- 微信
- 微博
  
  分享文章到微博
- 复制链接
  
  复制链接到剪贴板

Apache IoTDB开发系统之InfluxDB 协议适配器

小云悠悠zZ 发表于 2023/10/09 09:16:17 2023/10/09

【摘要】 InfluxDB-Protocol适配器以 IoTDB Java ServiceProvider 接口为底层基础，实现了 InfluxDB 的 Java 接口 interface InfluxDB，对用户提供了所有 InfluxDB 的接口方法，最终用户可以无感知地使用 InfluxDB 协议向 IoTDB 发起写入和读取请求。

0.引入依赖

<dependency>
<groupId>org.apache.iotdb</groupId>
<artifactId>influxdb-protocol</artifactId>
<version>1.0.0</version>
</dependency>

这里是一些使用 InfluxDB-Protocol 适配器连接 IoTDB 的示例open in new window。

1.切换方案

假如您原先接入 InfluxDB 的业务代码如下：

InfluxDB influxDB = InfluxDBFactory.connect(openurl, username, password);

您只需要将 InfluxDBFactory 替换为 IoTDBInfluxDBFactory 即可实现业务向 IoTDB 的切换：

InfluxDB influxDB = IoTDBInfluxDBFactory.connect(openurl, username, password);

2.方案设计

2.1 InfluxDB-Protocol适配器

该适配器以 IoTDB Java ServiceProvider 接口为底层基础，实现了 InfluxDB 的 Java 接口 interface InfluxDB，对用户提供了所有 InfluxDB 的接口方法，最终用户可以无感知地使用 InfluxDB 协议向 IoTDB 发起写入和读取请求。

architecture-design

class-diagram

2.2 元数据格式转换

InfluxDB 的元数据是 tag-field 模型，IoTDB 的元数据是树形模型。为了使适配器能够兼容 InfluxDB 协议，需要把 InfluxDB 的元数据模型转换成 IoTDB 的元数据模型。

2.2.1 InfluxDB 元数据

database: 数据库名。
measurement: 测量指标名。
tags : 各种有索引的属性。
fields : 各种记录值（没有索引的属性）。

influxdb-data

2.2.2 IoTDB 元数据

database：数据库。
path(time series ID)：存储路径。
measurement：物理量。

iotdb-data

2.2.3 两者映射关系

InfluxDB 元数据和 IoTDB 元数据有着如下的映射关系：

InfluxDB 中的 database 和 measurement 组合起来作为 IoTDB 中的 database。
InfluxDB 中的 field key 作为 IoTDB 中 measurement 路径，InfluxDB 中的 field value 即是该路径下记录的测点值。
InfluxDB 中的 tag 在 IoTDB 中使用 database 和 measurement 之间的路径表达。InfluxDB 的 tag key 由 database 和 measurement 之间路径的顺序隐式表达，tag value 记录为对应顺序的路径的名称。

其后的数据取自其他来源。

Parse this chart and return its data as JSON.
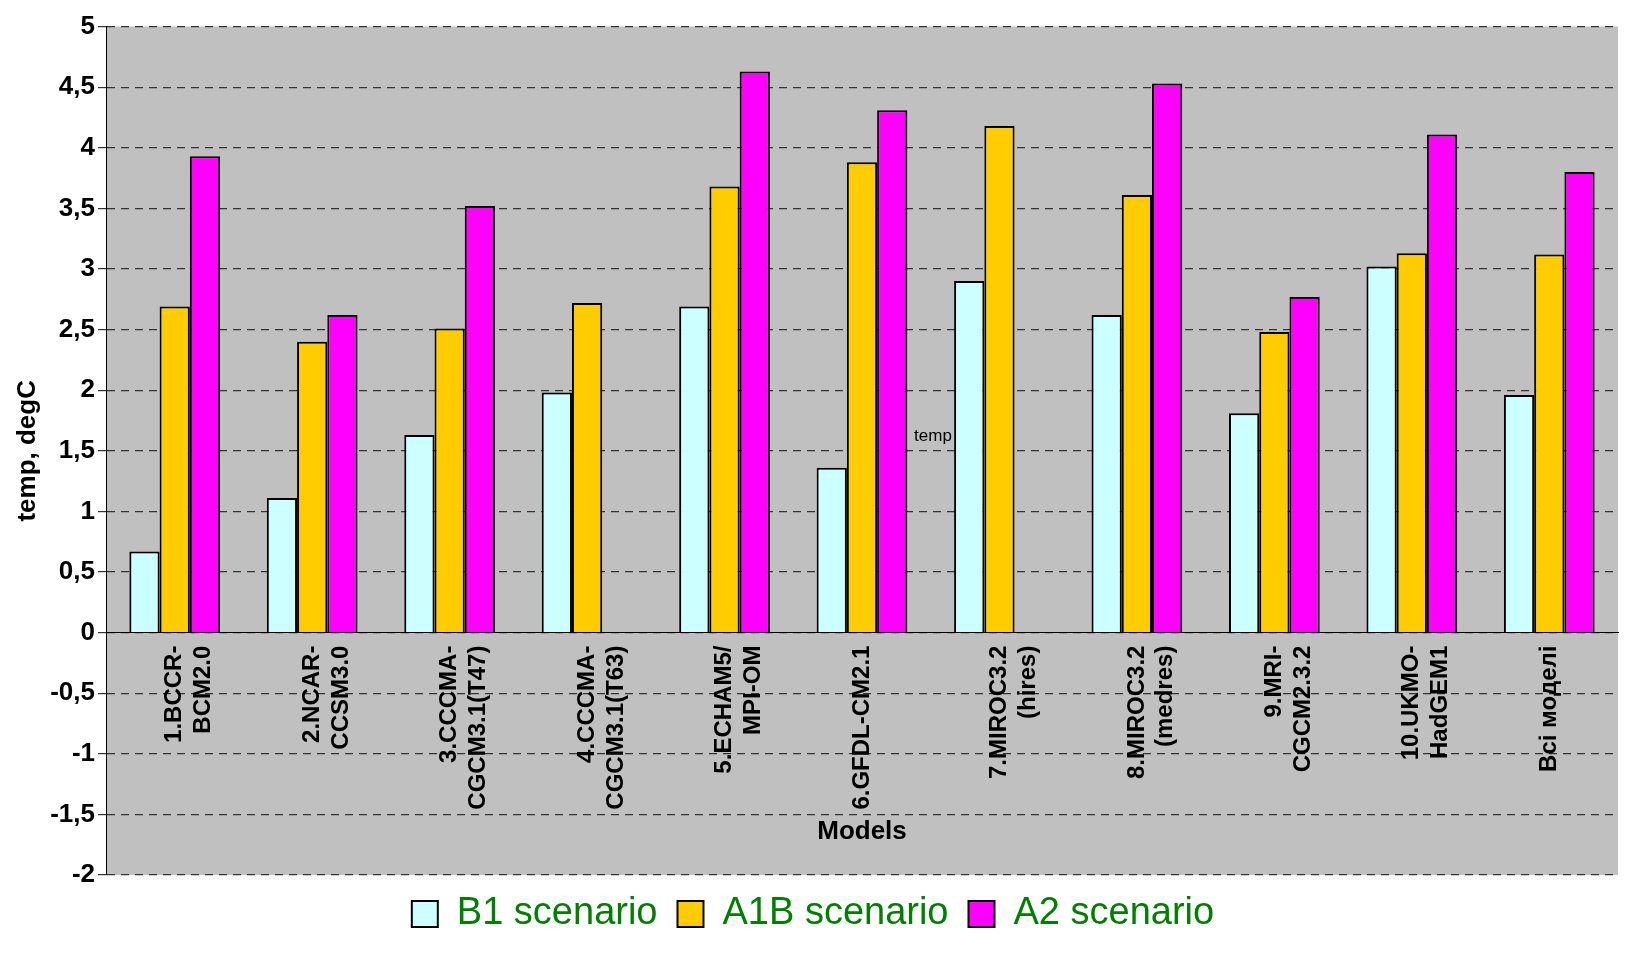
{
  "chart_data": {
    "type": "bar",
    "xlabel": "Models",
    "ylabel": "temp, degC",
    "categories": [
      "1.BCCR-\nBCM2.0",
      "2.NCAR-\nCCSM3.0",
      "3.CCCMA-\nCGCM3.1(T47)",
      "4.CCCMA-\nCGCM3.1(T63)",
      "5.ECHAM5/\nMPI-OM",
      "6.GFDL-CM2.1",
      "7.MIROC3.2\n(hires)",
      "8.MIROC3.2\n(medres)",
      "9.MRI-\nCGCM2.3.2",
      "10.UKMO-\nHadGEM1",
      "Всі моделі"
    ],
    "series": [
      {
        "name": "B1 scenario",
        "color": "#ccffff",
        "values": [
          0.67,
          1.11,
          1.63,
          1.98,
          2.69,
          1.36,
          2.9,
          2.62,
          1.81,
          3.02,
          1.96
        ]
      },
      {
        "name": "A1B scenario",
        "color": "#ffcc00",
        "values": [
          2.69,
          2.4,
          2.51,
          2.72,
          3.68,
          3.88,
          4.18,
          3.61,
          2.48,
          3.13,
          3.12
        ]
      },
      {
        "name": "A2 scenario",
        "color": "#ff00ff",
        "values": [
          3.93,
          2.62,
          3.52,
          null,
          4.63,
          4.31,
          null,
          4.53,
          2.77,
          4.11,
          3.8
        ]
      }
    ],
    "ylim": [
      -2,
      5
    ],
    "yticks": [
      -2,
      {
        "value": -1.5,
        "label": "-1,5"
      },
      -1,
      {
        "value": -0.5,
        "label": "-0,5"
      },
      0,
      {
        "value": 0.5,
        "label": "0,5"
      },
      1,
      {
        "value": 1.5,
        "label": "1,5"
      },
      2,
      {
        "value": 2.5,
        "label": "2,5"
      },
      3,
      {
        "value": 3.5,
        "label": "3,5"
      },
      4,
      {
        "value": 4.5,
        "label": "4,5"
      },
      5
    ],
    "grid": "y",
    "legend": "bottom",
    "annotations": [
      "temp"
    ]
  }
}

InfluxDB 元数据向 IoTDB 元数据的转换关系可以由下面的公示表示：

root.{database}.{measurement}.{tag value 1}.{tag value 2}...{tag value N-1}.{tag value N}.{field key}

influxdb-vs-iotdb-data

如上图所示，可以看出：

我们在 IoTDB 中使用 database 和 measurement 之间的路径来表达 InfluxDB tag 的概念，也就是图中右侧绿色方框的部分。

database 和 measurement 之间的每一层都代表一个 tag。如果 tag key 的数量为 N，那么 database 和 measurement 之间的路径的层数就是 N。我们对 database 和 measurement 之间的每一层进行顺序编号，每一个序号都和一个 tag key 一一对应。同时，我们使用 database 和 measurement 之间每一层 路径的名字 来记 tag value，tag key 可以通过自身的序号找到对应路径层级下的 tag value.

2.2.4 关键问题

在 InfluxDB 的 SQL 语句中，tag 出现的顺序的不同并不会影响实际的执行结果。

例如：insert factory, workshop=A1, production=B1 temperature=16.9 和 insert factory, production=B1, workshop=A1 temperature=16.9 两条 InfluxDB SQL 的含义（以及执行结果）相等。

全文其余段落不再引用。